In this context, it will also be worth reconsidering the efficiency of human rights protection mechanisms. Russia has already ignored the preventive measures set by the European Court of Human Rights concerning the termination of military action. There is no doubt that it will also ignore the decision of the International Court of Justice on similar preventive measures. Therefore, let’s get back to the previous issue: Are there any efficient mechanisms capable of stopping human rights violations?


Test three

Recently I got an SMS message from the State Emergency Service to my mobile phone number, and it was about a change in the curfew time in my city. Then I got another SMS message on how to behave during a shelling, how to provide first medical aid to those wounded, etc. This is a great initiative, but for the fact that I never gave consent to the use of my personal data by this Service for any purposes.


In fact, I do not complain, and I do understand: My right to privacy was restricted in the state of martial law, and it was done for the sake of my own interests. Similarly, other rights were restricted – for example, the right to freedom of movement, freedom of association, etc. It is absolutely possible that many other? restrictions are still not known to us, or that we just do not notice them. And these days, when we wake up to the sounds of air raid alarm signals, even the most ardent human rights activists do not blame the state of their usurpation.


However, as it is well-known, peace is the goal of any war, and when it is established, it will be a real test for the Ukrainian authorities to fully restore these and other human rights.

The temptation to continue having those restrictions in place because of the threat of external aggression in future will be great . And this will be a great test for the Ukrainian democracy and authorities as to how dedicated to the idea of human rights they are.

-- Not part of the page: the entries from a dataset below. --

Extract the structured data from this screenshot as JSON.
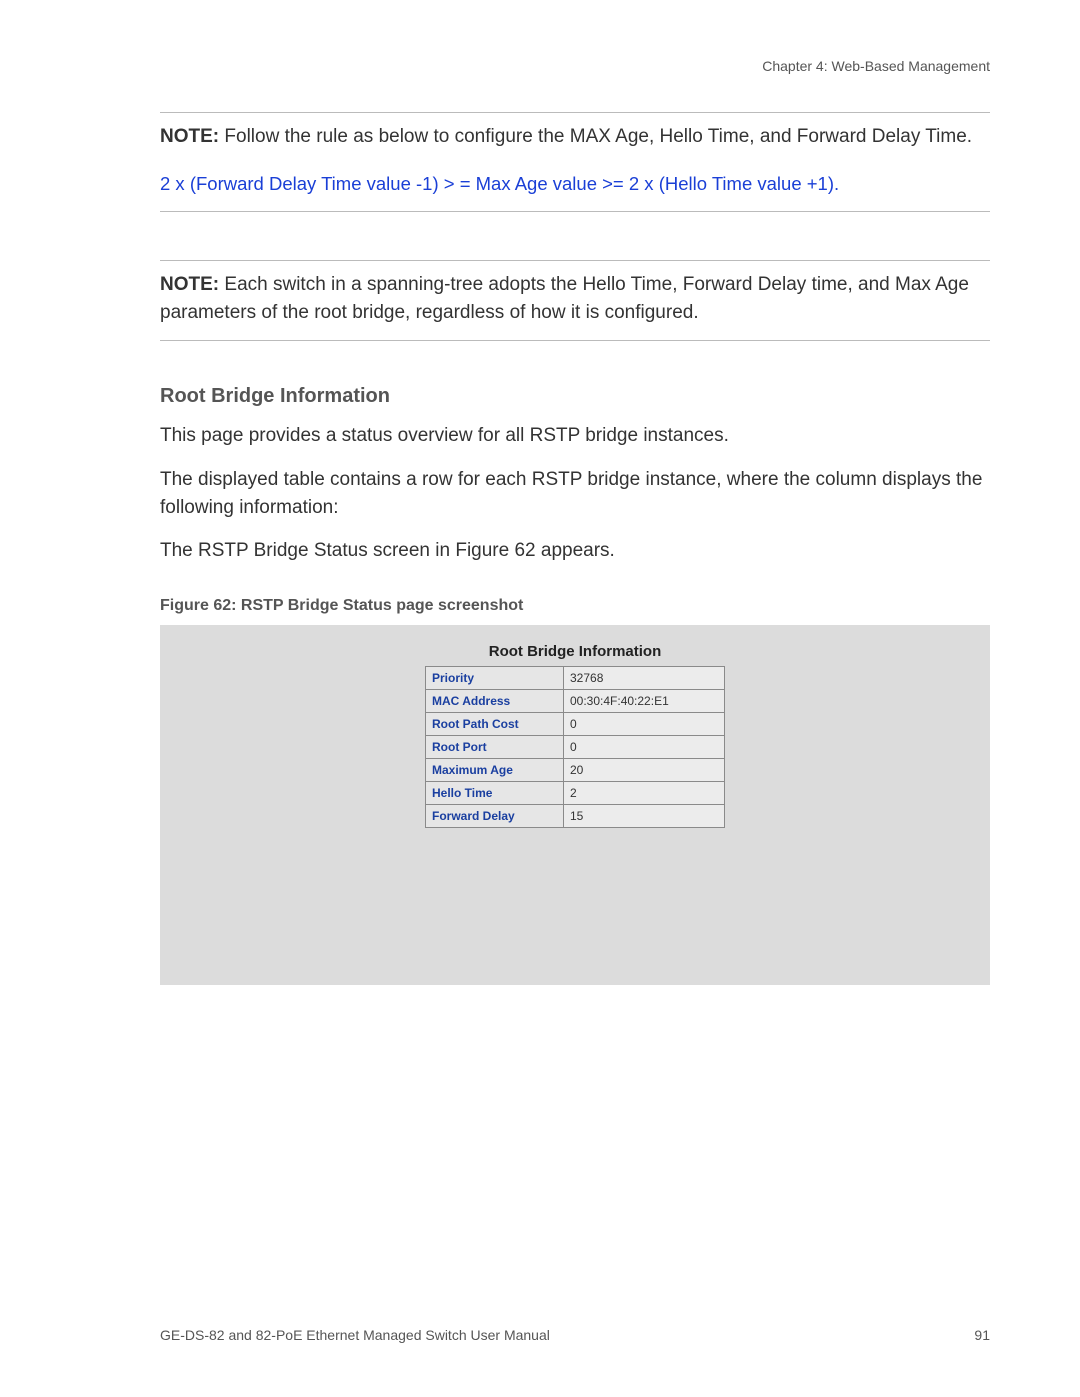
{
  "header": {
    "chapter": "Chapter 4: Web-Based Management"
  },
  "note1": {
    "label": "NOTE:",
    "text": "Follow the rule as below to configure the MAX Age, Hello Time, and Forward Delay Time.",
    "formula": "2 x (Forward Delay Time value -1) > = Max Age value >= 2 x (Hello Time value +1)."
  },
  "note2": {
    "label": "NOTE:",
    "text": "Each switch in a spanning-tree adopts the Hello Time, Forward Delay time, and Max Age parameters of the root bridge, regardless of how it is configured."
  },
  "section": {
    "title": "Root Bridge Information",
    "p1": "This page provides a status overview for all RSTP bridge instances.",
    "p2": "The displayed table contains a row for each RSTP bridge instance, where the column displays the following information:",
    "p3": "The RSTP Bridge Status screen in Figure 62 appears."
  },
  "figure": {
    "caption": "Figure 62: RSTP Bridge Status page screenshot",
    "title": "Root Bridge Information",
    "rows": [
      {
        "label": "Priority",
        "value": "32768"
      },
      {
        "label": "MAC Address",
        "value": "00:30:4F:40:22:E1"
      },
      {
        "label": "Root Path Cost",
        "value": "0"
      },
      {
        "label": "Root Port",
        "value": "0"
      },
      {
        "label": "Maximum Age",
        "value": "20"
      },
      {
        "label": "Hello Time",
        "value": "2"
      },
      {
        "label": "Forward Delay",
        "value": "15"
      }
    ]
  },
  "footer": {
    "manual": "GE-DS-82 and 82-PoE Ethernet Managed Switch User Manual",
    "page": "91"
  }
}
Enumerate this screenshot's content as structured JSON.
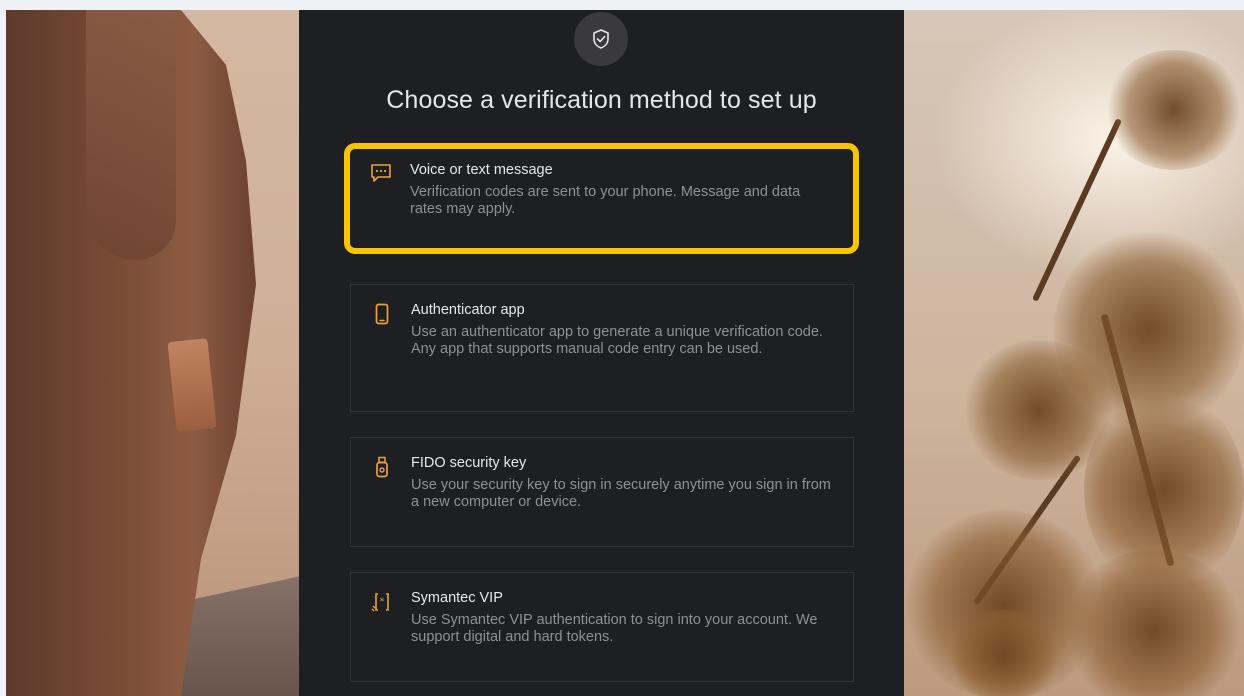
{
  "page": {
    "title": "Choose a verification method to set up"
  },
  "options": [
    {
      "name": "Voice or text message",
      "description": "Verification codes are sent to your phone. Message and data rates may apply.",
      "icon": "chat-bubble-icon",
      "selected": true
    },
    {
      "name": "Authenticator app",
      "description": "Use an authenticator app to generate a unique verification code. Any app that supports manual code entry can be used.",
      "icon": "phone-icon",
      "selected": false
    },
    {
      "name": "FIDO security key",
      "description": "Use your security key to sign in securely anytime you sign in from a new computer or device.",
      "icon": "usb-key-icon",
      "selected": false
    },
    {
      "name": "Symantec VIP",
      "description": "Use Symantec VIP authentication to sign into your account. We support digital and hard tokens.",
      "icon": "token-icon",
      "selected": false
    }
  ],
  "colors": {
    "accent": "#f7c400",
    "icon": "#e8a33d",
    "panel": "#1e1f22"
  }
}
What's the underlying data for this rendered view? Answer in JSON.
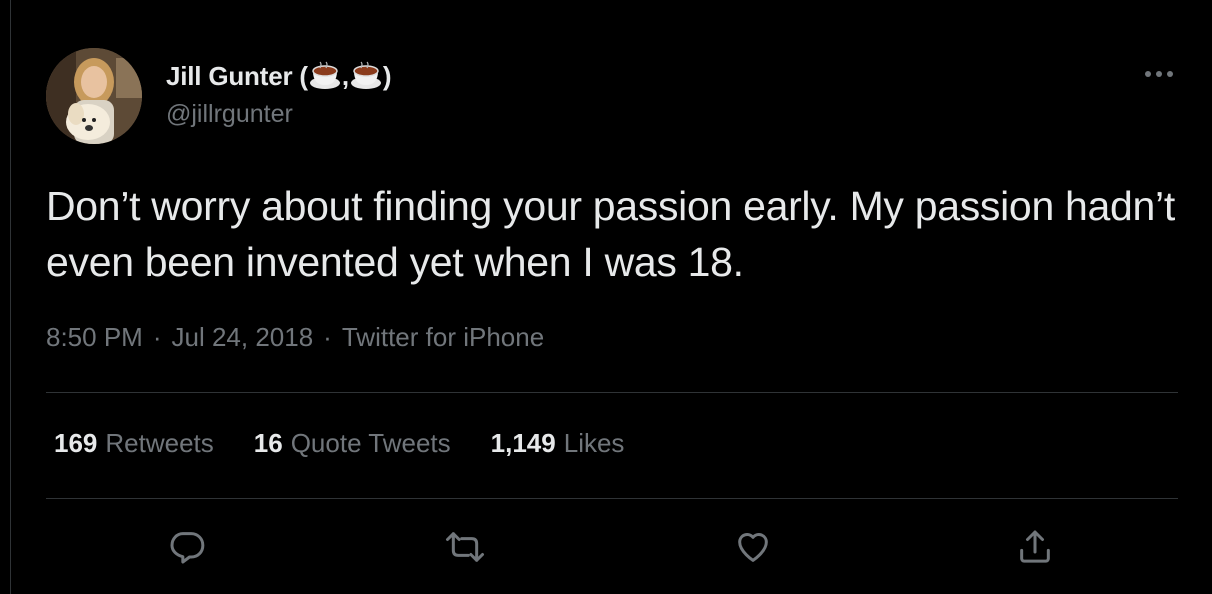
{
  "author": {
    "name": "Jill Gunter (",
    "name_sep": ",",
    "name_close": ")",
    "handle": "@jillrgunter",
    "avatar_icon": "profile-photo"
  },
  "tweet": {
    "text": "Don’t worry about finding your passion early. My passion hadn’t even been invented yet when I was 18.",
    "time": "8:50 PM",
    "sep1": "·",
    "date": "Jul 24, 2018",
    "sep2": "·",
    "source": "Twitter for iPhone"
  },
  "stats": {
    "retweets": {
      "count": "169",
      "label": "Retweets"
    },
    "quotes": {
      "count": "16",
      "label": "Quote Tweets"
    },
    "likes": {
      "count": "1,149",
      "label": "Likes"
    }
  },
  "actions": [
    "reply-icon",
    "retweet-icon",
    "like-icon",
    "share-icon"
  ],
  "colors": {
    "background": "#000000",
    "text": "#e7e9ea",
    "secondary": "#71767b",
    "divider": "#2f3336"
  }
}
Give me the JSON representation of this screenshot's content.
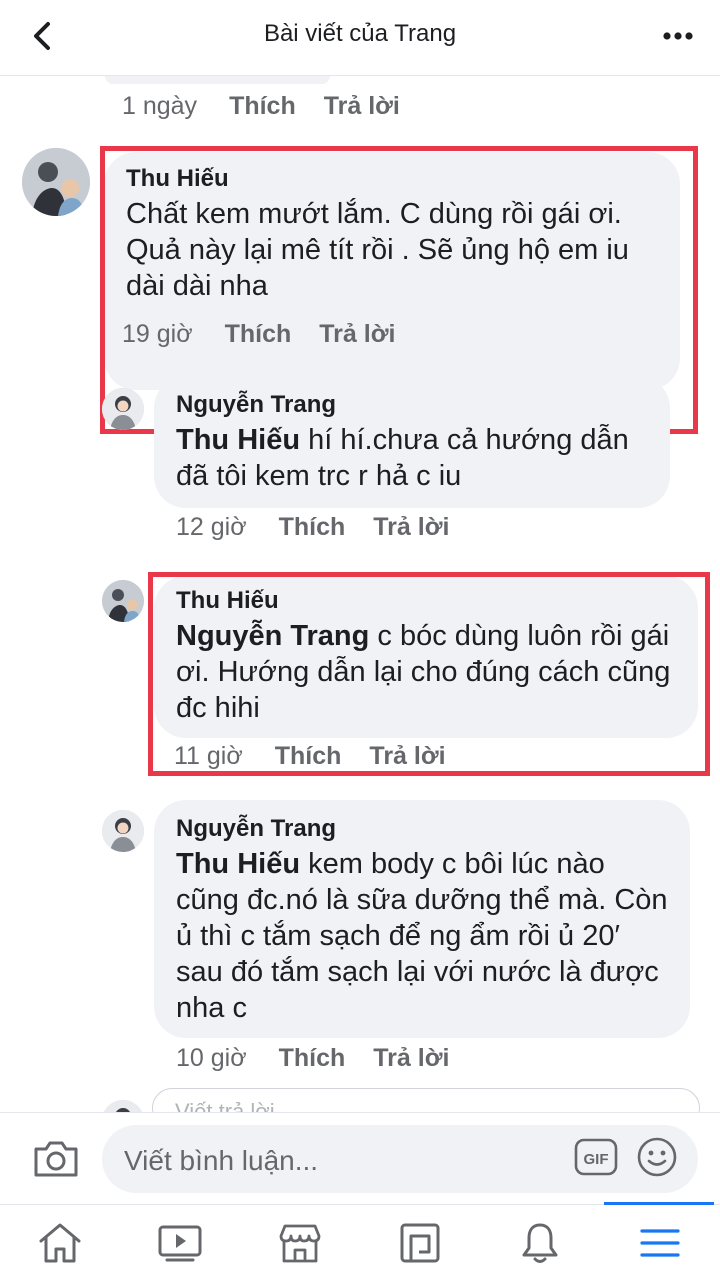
{
  "header": {
    "title": "Bài viết của Trang",
    "back_icon": "chevron-left-icon",
    "more_icon": "more-horizontal-icon"
  },
  "actions": {
    "like": "Thích",
    "reply": "Trả lời"
  },
  "previous": {
    "time": "1 ngày"
  },
  "comments": [
    {
      "author": "Thu Hiếu",
      "text": "Chất kem mướt lắm. C dùng rồi gái ơi. Quả này lại mê tít rồi . Sẽ ủng hộ em iu dài dài nha",
      "time": "19 giờ",
      "highlighted": true
    },
    {
      "author": "Nguyễn Trang",
      "mention": "Thu Hiếu",
      "text": " hí hí.chưa cả hướng dẫn đã tôi kem trc r hả c iu",
      "time": "12 giờ",
      "highlighted": false
    },
    {
      "author": "Thu Hiếu",
      "mention": "Nguyễn Trang",
      "text": " c bóc dùng luôn rồi gái ơi. Hướng dẫn lại cho đúng cách cũng đc hihi",
      "time": "11 giờ",
      "highlighted": true
    },
    {
      "author": "Nguyễn Trang",
      "mention": "Thu Hiếu",
      "text": " kem body c bôi lúc nào cũng đc.nó là sữa dưỡng thể mà. Còn ủ thì c tắm sạch để ng ẩm rồi ủ 20′ sau đó tắm sạch lại với nước là được nha c",
      "time": "10 giờ",
      "highlighted": false
    }
  ],
  "reply_input": {
    "placeholder": "Viết trả lời..."
  },
  "composer": {
    "placeholder": "Viết bình luận...",
    "gif_label": "GIF"
  },
  "nav": {
    "items": [
      "home-icon",
      "video-icon",
      "marketplace-icon",
      "pages-icon",
      "notifications-icon",
      "menu-icon"
    ],
    "active_index": 5
  },
  "colors": {
    "highlight": "#e8384a",
    "accent": "#1877f2",
    "bubble": "#f0f2f5"
  }
}
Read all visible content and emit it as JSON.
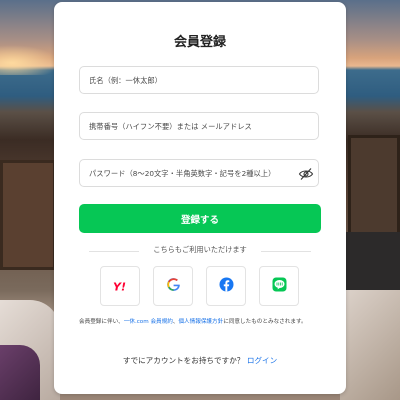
{
  "form": {
    "title": "会員登録",
    "name_placeholder": "氏名（例：一休太郎）",
    "contact_placeholder": "携帯番号（ハイフン不要）または メールアドレス",
    "password_placeholder": "パスワード（8〜20文字・半角英数字・記号を2種以上）",
    "submit_label": "登録する"
  },
  "social": {
    "heading": "こちらもご利用いただけます",
    "providers": [
      "yahoo-icon",
      "google-icon",
      "facebook-icon",
      "line-icon"
    ]
  },
  "terms": {
    "prefix": "会員登録に伴い、",
    "link1": "一休.com 会員規約",
    "sep": "、",
    "link2": "個人情報保護方針",
    "suffix": "に同意したものとみなされます。"
  },
  "footer": {
    "question": "すでにアカウントをお持ちですか？",
    "login_link": "ログイン"
  },
  "colors": {
    "primary": "#06c755",
    "link": "#1a73e8",
    "facebook": "#1877f2",
    "line": "#06c755",
    "yahoo": "#ff0033"
  }
}
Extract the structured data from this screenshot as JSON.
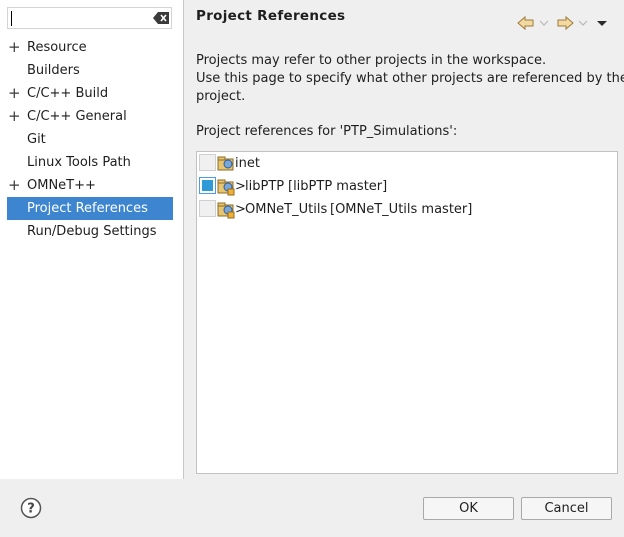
{
  "sidebar": {
    "filter": {
      "value": "",
      "placeholder": ""
    },
    "items": [
      {
        "label": "Resource",
        "expandable": true
      },
      {
        "label": "Builders",
        "expandable": false
      },
      {
        "label": "C/C++ Build",
        "expandable": true
      },
      {
        "label": "C/C++ General",
        "expandable": true
      },
      {
        "label": "Git",
        "expandable": false
      },
      {
        "label": "Linux Tools Path",
        "expandable": false
      },
      {
        "label": "OMNeT++",
        "expandable": true
      },
      {
        "label": "Project References",
        "expandable": false,
        "selected": true
      },
      {
        "label": "Run/Debug Settings",
        "expandable": false
      }
    ]
  },
  "main": {
    "title": "Project References",
    "description_line1": "Projects may refer to other projects in the workspace.",
    "description_line2": "Use this page to specify what other projects are referenced by the",
    "description_line3": "project.",
    "references_label": "Project references for 'PTP_Simulations':",
    "references": [
      {
        "name": "inet",
        "prefix": "",
        "repo": "",
        "checked": false
      },
      {
        "name": "libPTP",
        "prefix": ">",
        "repo": "[libPTP master]",
        "checked": true
      },
      {
        "name": "OMNeT_Utils",
        "prefix": ">",
        "repo": "[OMNeT_Utils master]",
        "checked": false
      }
    ]
  },
  "buttons": {
    "ok": "OK",
    "cancel": "Cancel"
  },
  "icons": {
    "back": "arrow-left-icon",
    "forward": "arrow-right-icon",
    "menu": "dropdown-triangle-icon",
    "help": "help-icon",
    "clear": "clear-filter-icon"
  },
  "colors": {
    "selection": "#3d86cf",
    "checkbox_fill": "#2f9ad8"
  }
}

We already experienced similar challenges over the last two years in Ukraine and not only there, as the COVID-19 pandemic caused a whole range of human rights restrictions almost in all countries of the world. Ukrainians are experiencing restrictions of their rights again, under even more complicated circumstances, when the reason for restriction imposition is not just a threat to national security, but open and unprovoked aggression. Whether the authorities manage to strike the balance in this case and not yield to the temptation to manipulate threats to restrict rights and freedoms for the political interests will be a good maturity test for Ukrainian democracy and rule of law.


I admire the Ukrainian government’s work in the conditions of military aggression. But, as a lawyer, I want to be sure that further on the things we are fighting for – including respect for human rights – will not be sacrificed to what threatens them. Russia, as a number of latest decisions on restrictions of fundamental rights and freedoms show, has already failed this test. And if Ukraine manages to avoid this scenario, it may well become a good sample to follow for other countries under similar circumstances.


Conclusion

Obviously, this is by far not an exhaustive list of tests for the idea of human rights that occur in the Russian-Ukrainian war. However, it is these three that are the most critical for human rights in the modern world. They could appear in any other part of the world and within any other conflict: In Ethiopia, in South Sudan, Myanmar, Afghanistan, and others. However, it is highly illustrative that they arise so acutely within the war between two UN founding states that were present at the dawn of modern international human rights law 80 years ago.


Someone may say that this is one more critical moment for human rights in the world, of which there have already have been and of which many will still follow many. And they will be right! But should there not finally appear some positive and efficient samples to follow amidst hundreds of failures? Unfortunately, the events during the Russian aggression in Ukraine in 2022 have already failed to be the one.